Small-business advocates want credit unions to do more lending to local businesses, but many credit unions say they're not yet interested.
Organizations like MicroBiz Buffalo and the U.S. Small Business Administration are actively encouraging the nonprofit credit unions to partner with them -- or each other -- in reaching out to local small businesses.
The organizations say credit unions have a valuable role to play in supporting communities and revitalizing neighborhoods by helping businesses grow.
"We all want to help the community grow, and the best way to help communities grow is to help businesses succeed," said Jerry Turcotte, coordinator of MicroBiz Buffalo, at the group's Building Bridges to Small Business forum, co-sponsored last week by Enterprise Center, the New York State Credit Union League and SEFCU.
"We love anyone who wants to give money to our clients," said Susan McCartney, executive director of the Small Business Development Center at Buffalo State College. "Finding capital for entrepreneurs is our biggest challenge."
In particular, they say, credit unions can fill a niche by lending to businesses too small to garner interest from banks.
"Some banks don't really concern themselves with the small business loans," said Franklin Sciortino, Buffalo district director for the Small Business Administration. "We're fortunate here that the banks in Western New York service our small businesses well. But there's still room for more."
Only a handful of local credit unions have dipped their toes in the water, or plan to do so, with even the area's largest locally based credit union saying it just hasn't yet been a priority.
"This has not been an area that has been heavily marketed by us," said Irene Bull, vice president of lending at Cornerstone Community Federal Credit Union in Lockport, in an e-mail.
Cornerstone is the area's largest local credit union, with $244 million in assets and 42,000 members. But it had just 10 "member business loans" on its books for $10 million at the end of the second quarter, a small fraction of its overall lending.
"We have concentrated on other services that have been introduced," Bull said. "I am sure our strategic goals will include strengthening this department in the near future."
The efforts by the various advocacy agencies and organizations, and the somewhat lackluster response to date by credit unions, represents one of the challenges facing small businesses and their supporters: How to get more capital into the hands of entrepreneurs.
Small businesses are the engine of the U.S. economy, with 23.7 million small companies accounting for 99.7 percent of employers. Small businesses provide seven of every 10 new jobs, and pay about 44 percent of the country's private payroll, according to the SBA.
Banks have become more active and aggressive in lending to small businesses. But it costs the same to generate a loan, no matter the size, so banks are more likely to go after larger loans to justify their effort.
That's where the advocates say credit unions can come in.

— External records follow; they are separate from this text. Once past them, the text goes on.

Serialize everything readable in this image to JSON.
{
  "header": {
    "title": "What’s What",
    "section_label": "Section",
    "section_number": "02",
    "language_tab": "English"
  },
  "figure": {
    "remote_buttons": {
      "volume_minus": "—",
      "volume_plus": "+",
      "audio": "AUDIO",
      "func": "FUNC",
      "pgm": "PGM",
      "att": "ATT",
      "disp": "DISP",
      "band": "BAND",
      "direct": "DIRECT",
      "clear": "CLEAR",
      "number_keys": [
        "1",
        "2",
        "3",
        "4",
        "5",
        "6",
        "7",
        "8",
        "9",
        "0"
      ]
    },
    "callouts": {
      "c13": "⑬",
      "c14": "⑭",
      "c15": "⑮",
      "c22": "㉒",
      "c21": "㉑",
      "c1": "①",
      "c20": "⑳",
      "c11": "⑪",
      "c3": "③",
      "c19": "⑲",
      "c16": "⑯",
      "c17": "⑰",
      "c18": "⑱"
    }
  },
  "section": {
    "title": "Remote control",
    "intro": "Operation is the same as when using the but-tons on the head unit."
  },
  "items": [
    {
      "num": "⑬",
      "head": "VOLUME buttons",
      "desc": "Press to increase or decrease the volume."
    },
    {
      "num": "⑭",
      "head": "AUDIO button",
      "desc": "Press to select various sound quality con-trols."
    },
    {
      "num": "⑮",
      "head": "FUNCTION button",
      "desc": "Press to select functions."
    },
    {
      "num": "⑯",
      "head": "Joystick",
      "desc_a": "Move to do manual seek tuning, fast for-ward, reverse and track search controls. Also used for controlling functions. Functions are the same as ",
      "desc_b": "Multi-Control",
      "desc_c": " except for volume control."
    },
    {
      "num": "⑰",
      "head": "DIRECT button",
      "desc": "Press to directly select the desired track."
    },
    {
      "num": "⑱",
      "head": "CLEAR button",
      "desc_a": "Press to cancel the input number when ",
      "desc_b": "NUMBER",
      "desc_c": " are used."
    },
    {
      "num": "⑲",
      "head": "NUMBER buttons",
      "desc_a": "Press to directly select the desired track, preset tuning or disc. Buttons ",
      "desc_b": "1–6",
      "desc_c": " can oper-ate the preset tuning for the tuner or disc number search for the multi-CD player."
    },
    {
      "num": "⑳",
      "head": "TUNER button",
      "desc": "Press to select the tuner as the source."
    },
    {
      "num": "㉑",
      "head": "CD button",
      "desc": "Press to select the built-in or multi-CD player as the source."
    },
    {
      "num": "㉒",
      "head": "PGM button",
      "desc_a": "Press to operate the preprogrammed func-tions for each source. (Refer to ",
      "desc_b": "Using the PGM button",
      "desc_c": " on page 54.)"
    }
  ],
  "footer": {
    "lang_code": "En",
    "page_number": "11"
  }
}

Credit unions are nonprofit, community-oriented institutions that are owned by their members. Their mission is usually to serve underserved markets, and they are generally much smaller and more local than banks. So advocates see credit unions as a natural fit.
"Small business people want to talk to people who can make decisions," said Paul Hoffman, SBA lender relations specialist here. "Credit unions certainly have a unique opportunity to provide some of these services."
The SBA provides government guarantees for business loans to make lenders comfortable in extending credit. The agency used to use only banks, but is now trying to add credit unions.
The problem is that credit unions historically have not been active in business lending. Federal regulations currently restrict them to having no more than 12.25 percent of their portfolio in business loans, unless they have a special exemption as a low-income or community development credit union.
So most of them aren't familiar with business lending, and don't have the staff, expertise or systems in place to handle it.
"Maintaining a knowledgeable staff in this area is somewhat difficult," Bull said. "Your intent must be to give the program all the necessary time and education possible to promote the products you offer."
Currently, only one credit union in the Buffalo area -- Olean Area Federal Credit Union -- and one in Rochester participate with SBA, out of at least 140 in the two metropolitan areas. And Olean has just $10 million in business loans, out of $140 million in assets.
Others, like Niagara's Choice Federal Credit Union and Niagara County Federal Credit Union, do very little business lending, although they acknowledge they may not know how personal loans are being used.
"We always want to be able to serve our members' needs," said Niagara County Federal president and CEO Nancy Kasprzak-Whitmore. "If that means we need to offer small business loans, yes, we are interested."
Some want to get into business lending, but aren't sure how.
That's the case with Lancaster Depew Schools Federal Credit Union, which may apply to regulators for a community charter and wants to be ready to serve the needs of businesses. It has 3,100 members and $20 million in assets, more than double its size five years ago.
"Our members have really been looking for a little bit more than what we're offering right now in the business lending arena," said CEO Anne Sweeney.
That was the purpose of last week's forum, at which speakers urged local credit unions to work with them, commercial loan brokers, or other business and community development groups to tap into the small business community. They also suggested partnering either with each other or with loan funds to gain experience, learn the process, and share the risks.
"It's one of the best opportunities to originate loans," said Robert J. MacLaco, executive vice president of lending and commercial services for Albany-based SEFCU, which has $70 million in business loans and now has a branch in Buffalo.